The Virginia-based nonprofit organisation have shared an open letter written to the President and the CEO of the Motion Picture Academy (Oscars).
- READ MORE: ‘Borat Subsequent Moviefilm’ review: how the controversial Kazakh journalist got woke
“The Kazakh American community, alongside the worldwide Kazakh community, request that the Academy of Motion Picture Arts and Sciences publicly bar Borat Subsequent Moviefilm from Oscar consideration due to the film’s promotion of whitewashing, ethnic stereotyping, racism, cultural appropriation, and xenophobia,” the letter begins.
The KAA, whose aim is to “preserve and promote” Kazakh culture in the United States, added: “The Kazakh community worldwide is underrepresented and inherently vulnerable. Our nation is still recovering from an oppressive colonial past, which is why we do not have substantial media representation.
“Sacha Baron Cohen understands this fact and exploits Kazakhstan by hijacking our ethnic identity, whitewashing us by portraying us as Eastern Europeans, and inciting harassment toward Kazakh people worldwide. Our people report countless cases of sexual and physical harassment as well as bullying due to the Borat franchise.”
The organisation have also asked the Golden Globes, Directors Guild of America Awards and the British Academy of Film and Television Arts Awards (BAFTAs) to remove Borat 2 from the list of eligible films. Read the letter in full here.
Addressing the controversy around the new film in a recent interview with The New York Times, Sacha Baron Cohen said:
“This is a comedy, and the Kazakhstan in the film has nothing to do with the real country. I chose Kazakhstan because it was a place that almost nobody in the U.S. knew anything about, which allowed us to create a wild, comedic, fake world.
“The real Kazakhstan is a beautiful country with a modern, proud society — the opposite of Borat’s version.”
In other news, a number of Borat 2 posters have been removed from buses across Paris following criticism from the Muslim community.
The posters, which see Sacha Baron Cohen’s comedy character wearing a surgical mask as a mankini and a ring engraved with the word “Allah” in Arabic, were called “provocative” and “lacking respect” for Islam.
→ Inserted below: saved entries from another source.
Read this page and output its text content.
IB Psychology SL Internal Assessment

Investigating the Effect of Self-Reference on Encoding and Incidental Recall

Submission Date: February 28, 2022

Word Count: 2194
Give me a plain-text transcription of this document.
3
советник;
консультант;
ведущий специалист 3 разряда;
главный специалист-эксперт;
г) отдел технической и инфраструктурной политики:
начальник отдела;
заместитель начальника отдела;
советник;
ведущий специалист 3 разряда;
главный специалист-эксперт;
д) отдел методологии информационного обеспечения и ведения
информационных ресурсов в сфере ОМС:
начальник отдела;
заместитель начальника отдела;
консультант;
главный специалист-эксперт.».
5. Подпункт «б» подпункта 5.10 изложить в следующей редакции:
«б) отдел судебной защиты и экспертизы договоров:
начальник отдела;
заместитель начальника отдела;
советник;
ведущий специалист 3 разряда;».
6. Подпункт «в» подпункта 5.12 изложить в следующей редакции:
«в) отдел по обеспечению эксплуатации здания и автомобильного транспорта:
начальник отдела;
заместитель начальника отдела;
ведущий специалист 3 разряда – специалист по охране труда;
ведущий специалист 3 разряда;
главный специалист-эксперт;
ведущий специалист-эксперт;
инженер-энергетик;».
Elsewhere, a lawsuit filed against Amazon Prime Video and the creators of the new Borat film by a Holocaust survivor’s estate has been dismissed.
The estate of Judith Dim Evans was protesting the use of an interview recorded between creator Sacha Baron Cohen and Evans, which discussed her experience in the Holocaust, saying that Evans didn’t know she was appearing in a satire.